Он повернулся к ней, потирая переносицу:
– Но при этом он был мужчиной. Взрослым сильным мужчиной. Не забывайте об этом.
– Не буду, – ответила Ингер Йоханне. – Огромное спасибо за помощь.
На обратном пути она проверила голосовую почту на мобильном. Два сообщения от Ингвара: он благодарил за помощь и интересовался, где она находится. Ингер Йоханне снизила скорость и пристроилась за трейлером. Она прослушала сообщения ещё раз. В последнем слышалось нечто вроде раздражения, а может быть, даже тревоги. Ингер Йоханне попыталась разобраться, нравится ли ей это.
Три раза звонила мама. Ингер Йоханне знала, что та не успокоится, пока не дозвонится до дочери, так что перестроилась в крайний ряд и набрала номер матери.
– Привет, мам.
– Здравствуй! Как хорошо, что ты позвонила. Твой отец как раз о тебе спрашивал, он…
– Вот сам бы и позвонил. Передай ему привет.

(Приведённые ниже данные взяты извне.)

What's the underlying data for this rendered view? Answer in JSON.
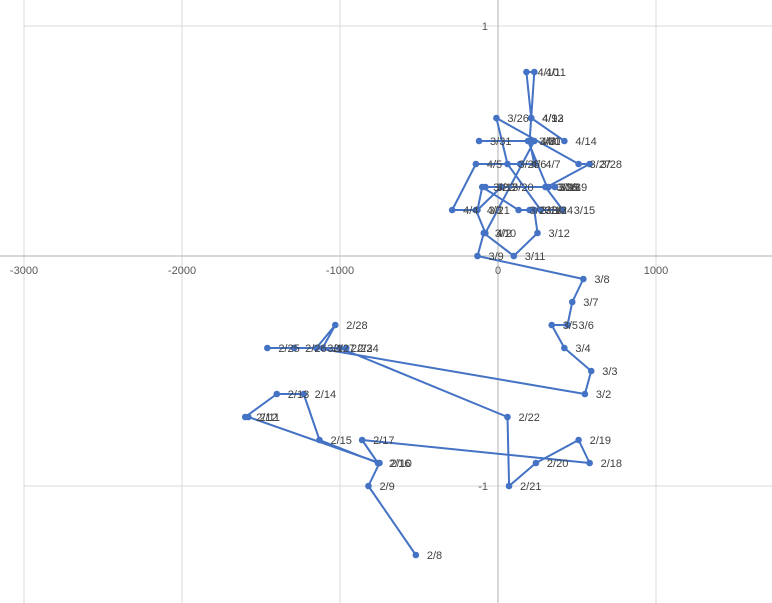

– Позвонить? Но тебя ведь никогда нет дома, девочка моя! Мы очень волнуемся, от тебя и весточки не было, ты вернулась уже несколько дней назад, но так и не позвонила нам. Тебе удалось побывать у Марион? Как у неё дела с новым…
– Я никого не видела, мама. Я ездила по работе.
– Да, да, но когда ты раньше бывала в тех краях, ты ведь…
– У меня сейчас очень много дел. Когда я освобожусь, я обязательно к вам приеду.
– Хорошо. Замечательно.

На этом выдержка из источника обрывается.